Paul Garcin est un jeune artiste contemporain diplômé de l’École des Beaux arts de Nantes. Explorant la frontière infime entre les univers de la performance, du théâtre et du spectacle, il met en scène sa propre vie en y intégrant de nombreux éléments fictionnels liés à la pop culture. À travers un personnage extravagant aux identités multiples, l’artiste aborde différentes thématiques associées au genre, la sexualité et les cultures populaires, tout en y intégrant une note d’humour.

En 2016, dans le cadre du vernissage de l’exposition All tomorrow parties de Felix Thomas, Paul Garcin réalise pour la première fois la mystérieuse performance Dancing on my own dans laquelle il danse durant deux heures sur une playlist qu’il est le seul à entendre. Un casque audio sur les oreilles et un masque de nuit sur les yeux, le jeune artiste entame une chorégraphie hasardeuse parmi les spectateurs et s’impose des contraintes mettant à l’épreuve ses repères spatiaux. De cette façon, il adopte une position vulnérable et sollicite l’interaction physique entre son corps et celui du visiteur.

Plusieurs paradoxes se manifestent. Les conditions qu’adopte le performeur l’enferment dans un monde interne où il ne communique plus réellement avec ce qui l’entoure.
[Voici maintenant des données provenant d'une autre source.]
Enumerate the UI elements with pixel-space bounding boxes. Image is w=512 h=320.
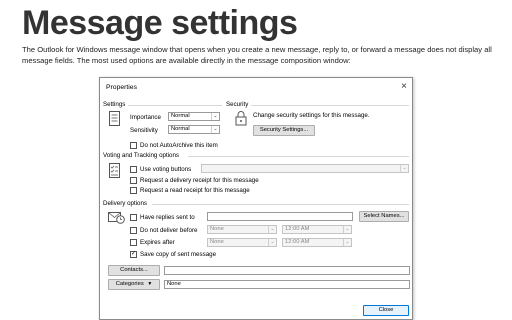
replies-sent-to-field[interactable] bbox=[207, 212, 353, 221]
dialog-title: Properties bbox=[106, 84, 137, 91]
close-icon[interactable]: × bbox=[401, 81, 407, 93]
use-voting-label: Use voting buttons bbox=[140, 166, 192, 173]
chevron-down-icon: ⌄ bbox=[268, 239, 276, 246]
sensitivity-value: Normal bbox=[171, 126, 190, 132]
expires-after-time-value: 12:00 AM bbox=[285, 239, 310, 245]
expires-after-date-select[interactable]: None ⌄ bbox=[207, 238, 277, 247]
security-settings-button[interactable]: Security Settings... bbox=[253, 125, 315, 136]
expires-after-label: Expires after bbox=[140, 239, 175, 246]
properties-dialog: Properties × Settings Importance Normal … bbox=[99, 77, 413, 320]
document-list-icon bbox=[109, 111, 120, 126]
chevron-down-icon: ⌄ bbox=[343, 239, 351, 246]
no-autoarchive-label: Do not AutoArchive this item bbox=[140, 142, 218, 149]
replies-sent-to-checkbox[interactable] bbox=[130, 214, 137, 221]
no-autoarchive-checkbox[interactable] bbox=[130, 142, 137, 149]
categories-field[interactable]: None bbox=[164, 280, 410, 289]
save-copy-label: Save copy of sent message bbox=[140, 251, 217, 258]
do-not-deliver-time-value: 12:00 AM bbox=[285, 226, 310, 232]
close-button[interactable]: Close bbox=[363, 305, 409, 316]
intro-paragraph: The Outlook for Windows message window t… bbox=[22, 45, 492, 65]
importance-label: Importance bbox=[130, 114, 161, 121]
envelope-clock-icon bbox=[108, 212, 125, 224]
expires-after-time-select[interactable]: 12:00 AM ⌄ bbox=[282, 238, 352, 247]
do-not-deliver-checkbox[interactable] bbox=[130, 227, 137, 234]
chevron-down-icon: ⌄ bbox=[211, 113, 219, 120]
settings-separator bbox=[128, 105, 222, 106]
do-not-deliver-label: Do not deliver before bbox=[140, 227, 198, 234]
importance-select[interactable]: Normal ⌄ bbox=[168, 112, 220, 121]
delivery-group-label: Delivery options bbox=[103, 200, 148, 207]
voting-buttons-select[interactable]: ⌄ bbox=[201, 164, 409, 173]
lock-icon bbox=[235, 111, 247, 126]
sensitivity-label: Sensitivity bbox=[130, 127, 158, 134]
security-description: Change security settings for this messag… bbox=[253, 112, 370, 119]
chevron-down-icon: ⌄ bbox=[343, 226, 351, 233]
expires-after-date-value: None bbox=[210, 239, 224, 245]
do-not-deliver-date-select[interactable]: None ⌄ bbox=[207, 225, 277, 234]
expires-after-checkbox[interactable] bbox=[130, 239, 137, 246]
security-group-label: Security bbox=[226, 101, 249, 108]
delivery-receipt-checkbox[interactable] bbox=[130, 177, 137, 184]
voting-group-label: Voting and Tracking options bbox=[103, 152, 180, 159]
contacts-field[interactable] bbox=[164, 266, 410, 275]
read-receipt-checkbox[interactable] bbox=[130, 187, 137, 194]
chevron-down-icon: ⌄ bbox=[211, 126, 219, 133]
page-title: Message settings bbox=[22, 4, 298, 42]
replies-sent-to-label: Have replies sent to bbox=[140, 214, 195, 221]
delivery-receipt-label: Request a delivery receipt for this mess… bbox=[140, 177, 259, 184]
categories-button-label: Categories bbox=[115, 281, 144, 287]
voting-separator bbox=[188, 156, 409, 157]
sensitivity-select[interactable]: Normal ⌄ bbox=[168, 125, 220, 134]
categories-button[interactable]: Categories ▼ bbox=[108, 279, 160, 290]
contacts-button[interactable]: Contacts... bbox=[108, 265, 160, 276]
security-separator bbox=[251, 105, 409, 106]
voting-list-icon bbox=[109, 163, 120, 178]
do-not-deliver-date-value: None bbox=[210, 226, 224, 232]
caret-down-icon: ▼ bbox=[147, 281, 153, 287]
chevron-down-icon: ⌄ bbox=[268, 226, 276, 233]
settings-group-label: Settings bbox=[103, 101, 126, 108]
save-copy-checkbox[interactable]: ✓ bbox=[130, 251, 137, 258]
chevron-down-icon: ⌄ bbox=[400, 165, 408, 172]
do-not-deliver-time-select[interactable]: 12:00 AM ⌄ bbox=[282, 225, 352, 234]
importance-value: Normal bbox=[171, 113, 190, 119]
select-names-button[interactable]: Select Names... bbox=[359, 211, 409, 222]
read-receipt-label: Request a read receipt for this message bbox=[140, 187, 250, 194]
delivery-separator bbox=[152, 204, 409, 205]
use-voting-checkbox[interactable] bbox=[130, 166, 137, 173]
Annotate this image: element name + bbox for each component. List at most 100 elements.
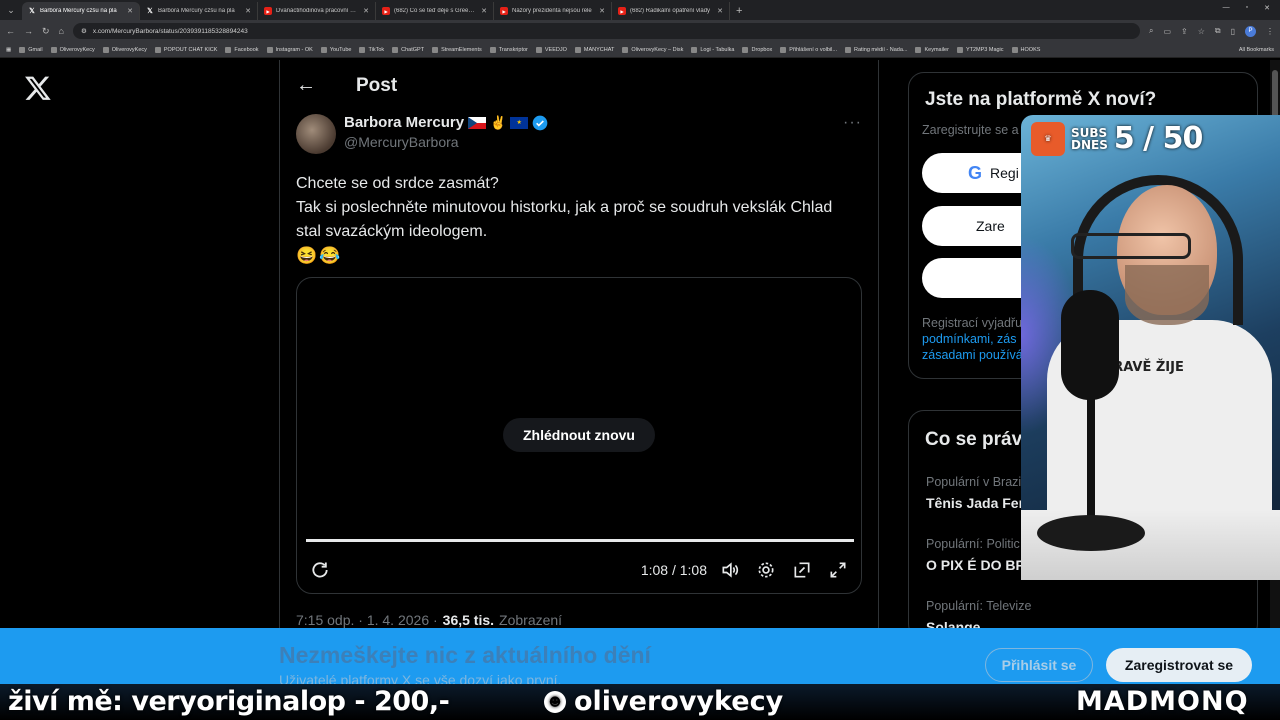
bookmarks-bar: ▦ Gmail OliverovyKecy OliverovyKecy POPOUT … <box>0 42 1280 58</box>
window-controls: — ▫ ✕ <box>1213 0 1280 16</box>
bookmark-favicon-icon <box>915 46 922 53</box>
post-header: ← Post <box>296 74 397 97</box>
bookmark-label: Dropbox <box>751 46 773 53</box>
bookmark-item[interactable]: VEEDJO <box>535 46 567 53</box>
browser-tab[interactable]: ▶ Dvanáctihodinová pracovní dob ✕ <box>258 2 376 20</box>
replay-button[interactable]: Zhlédnout znovu <box>503 418 655 452</box>
terms-link[interactable]: podmínkami, zás <box>922 332 1016 346</box>
bookmark-item[interactable]: Facebook <box>225 46 259 53</box>
zoom-icon[interactable]: ⌕ <box>1149 26 1153 36</box>
picture-in-picture-icon[interactable] <box>791 559 813 581</box>
bookmark-item[interactable]: ChatGPT <box>392 46 424 53</box>
close-tab-icon[interactable]: ✕ <box>363 7 369 15</box>
browser-tab[interactable]: ▶ (682) Radikální opatření vlády ✕ <box>612 2 730 20</box>
star-icon[interactable]: ☆ <box>1198 27 1205 36</box>
more-options-icon[interactable]: ··· <box>843 114 862 132</box>
back-arrow-icon[interactable]: ← <box>296 74 320 97</box>
bookmark-favicon-icon <box>50 46 57 53</box>
bookmark-favicon-icon <box>19 46 26 53</box>
bookmark-item[interactable]: Instagram - OK <box>266 46 313 53</box>
register-button[interactable]: Zaregistrovat se <box>1106 648 1252 682</box>
sidepanel-icon[interactable]: ▯ <box>1231 27 1235 36</box>
bookmark-item[interactable]: Logi - Tabulka <box>691 46 734 53</box>
bookmark-item[interactable]: OliverovyKecy <box>50 46 95 53</box>
login-banner: Nezmeškejte nic z aktuálního dění Uživat… <box>0 628 1280 688</box>
bookmark-label: OliverovyKecy – Disk <box>631 46 684 53</box>
apps-icon[interactable]: ▦ <box>6 47 11 53</box>
bookmark-item[interactable]: MANYCHAT <box>574 46 614 53</box>
video-progress-bar[interactable] <box>306 539 854 542</box>
bookmark-favicon-icon <box>1011 46 1018 53</box>
settings-gear-icon[interactable] <box>755 559 777 581</box>
x-logo-icon[interactable] <box>24 74 52 102</box>
bookmark-item[interactable]: YouTube <box>320 46 351 53</box>
close-tab-icon[interactable]: ✕ <box>717 7 723 15</box>
bookmark-item[interactable]: Rating médií - Nada... <box>844 46 908 53</box>
bookmark-item[interactable]: HOOKS <box>1011 46 1040 53</box>
trend-name: O PIX É DO BR <box>926 557 1026 573</box>
video-right-controls <box>719 559 849 581</box>
trend-item[interactable]: Populární v Brazi Tênis Jada Fer <box>926 475 1024 511</box>
bookmark-label: Rating médií - Nada... <box>853 46 908 53</box>
bookmark-label: YT2MP3 Magic <box>965 46 1004 53</box>
video-player[interactable]: Zhlédnout znovu 1:08 / 1:08 <box>296 277 862 594</box>
verified-badge-icon[interactable] <box>532 115 548 131</box>
menu-icon[interactable]: ⋮ <box>1266 27 1274 36</box>
profile-avatar[interactable]: P <box>1245 25 1256 37</box>
bookmark-item[interactable]: OliverovyKecy – Disk <box>622 46 684 53</box>
bookmark-item[interactable]: Keymailer <box>915 46 949 53</box>
all-bookmarks-button[interactable]: All Bookmarks <box>1239 47 1274 53</box>
bookmark-item[interactable]: Dropbox <box>742 46 773 53</box>
tweet-line: Tak si poslechněte minutovou historku, j… <box>296 199 833 216</box>
browser-tab[interactable]: 𝕏 Barbora Mercury czšu na pla ✕ <box>22 2 140 20</box>
view-label: Zobrazení <box>499 612 563 628</box>
close-tab-icon[interactable]: ✕ <box>599 7 605 15</box>
fullscreen-icon[interactable] <box>827 559 849 581</box>
bookmark-label: StreamElements <box>441 46 482 53</box>
site-info-icon[interactable]: ⚙ <box>81 27 87 35</box>
trend-item[interactable]: Populární: Politic O PIX É DO BR <box>926 537 1026 573</box>
cast-icon[interactable]: ▭ <box>1163 27 1171 36</box>
tab-title: Barbora Mercury czšu na pla <box>158 8 235 14</box>
browser-tab[interactable]: ▶ Názory prezidenta nejsou rele ✕ <box>494 2 612 20</box>
extensions-icon[interactable]: ⧉ <box>1215 26 1221 36</box>
new-tab-button[interactable]: + <box>730 2 748 20</box>
replay-icon[interactable] <box>309 559 331 581</box>
minimize-icon[interactable]: — <box>1223 4 1230 12</box>
glasses-icon <box>1071 233 1191 259</box>
close-tab-icon[interactable]: ✕ <box>481 7 487 15</box>
subs-label-line: DNES <box>1071 137 1108 152</box>
policy-link[interactable]: zásadami používá <box>922 348 1023 362</box>
url-input[interactable]: ⚙ x.com/MercuryBarbora/status/2039391185… <box>72 23 1140 39</box>
close-tab-icon[interactable]: ✕ <box>127 7 133 15</box>
login-button[interactable]: Přihlásit se <box>985 648 1093 682</box>
avatar[interactable] <box>296 114 336 154</box>
bookmark-item[interactable]: StreamElements <box>432 46 482 53</box>
maximize-icon[interactable]: ▫ <box>1246 4 1248 12</box>
home-icon[interactable]: ⌂ <box>59 26 64 36</box>
bookmark-favicon-icon <box>574 46 581 53</box>
reload-icon[interactable]: ↻ <box>42 26 50 37</box>
back-icon[interactable]: ← <box>6 26 15 36</box>
browser-tab[interactable]: 𝕏 Barbora Mercury czšu na pla ✕ <box>140 2 258 20</box>
bookmark-item[interactable]: YT2MP3 Magic <box>956 46 1004 53</box>
forward-icon[interactable]: → <box>24 26 33 36</box>
browser-tab[interactable]: ▶ (682) Co se teď děje s Green D ✕ <box>376 2 494 20</box>
post-timestamp[interactable]: 7:15 odp. · 1. 4. 2026 · <box>296 612 438 628</box>
bookmark-item[interactable]: Gmail <box>19 46 43 53</box>
trend-category: Populární: Politic <box>926 537 1020 551</box>
close-window-icon[interactable]: ✕ <box>1264 4 1270 12</box>
share-icon[interactable]: ⇪ <box>1181 27 1188 36</box>
author-name[interactable]: Barbora Mercury <box>344 114 464 131</box>
tab-search-icon[interactable]: ⌄ <box>0 0 22 20</box>
author-handle[interactable]: @MercuryBarbora <box>344 134 548 150</box>
bookmark-item[interactable]: Přihlášení o volbil... <box>780 46 837 53</box>
bookmark-label: OliverovyKecy <box>59 46 95 53</box>
volume-icon[interactable] <box>719 559 741 581</box>
bookmark-item[interactable]: POPOUT CHAT KICK <box>154 46 217 53</box>
bookmark-item[interactable]: OliverovyKecy <box>102 46 147 53</box>
bookmark-item[interactable]: TikTok <box>359 46 384 53</box>
bookmark-item[interactable]: Transkriptor <box>489 46 528 53</box>
signup-subtitle: Zaregistrujte se a <box>922 123 1019 137</box>
close-tab-icon[interactable]: ✕ <box>245 7 251 15</box>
Ce refus de correspondre avec l’autre entre en contradiction avec l’exubérance de ses gestes. L’auditoire devient alors nécessaire : celui-ci contribue à brouiller la frontière entre le personnel et le public. Par sa propre présence, l’artiste transforme instantanément l’espace où il choisit de réaliser cette performance en une scène de show. Ses mouvements excessifs, tout droit sortis d’un clip vidéo, accentuent le côté théâtral de son univers.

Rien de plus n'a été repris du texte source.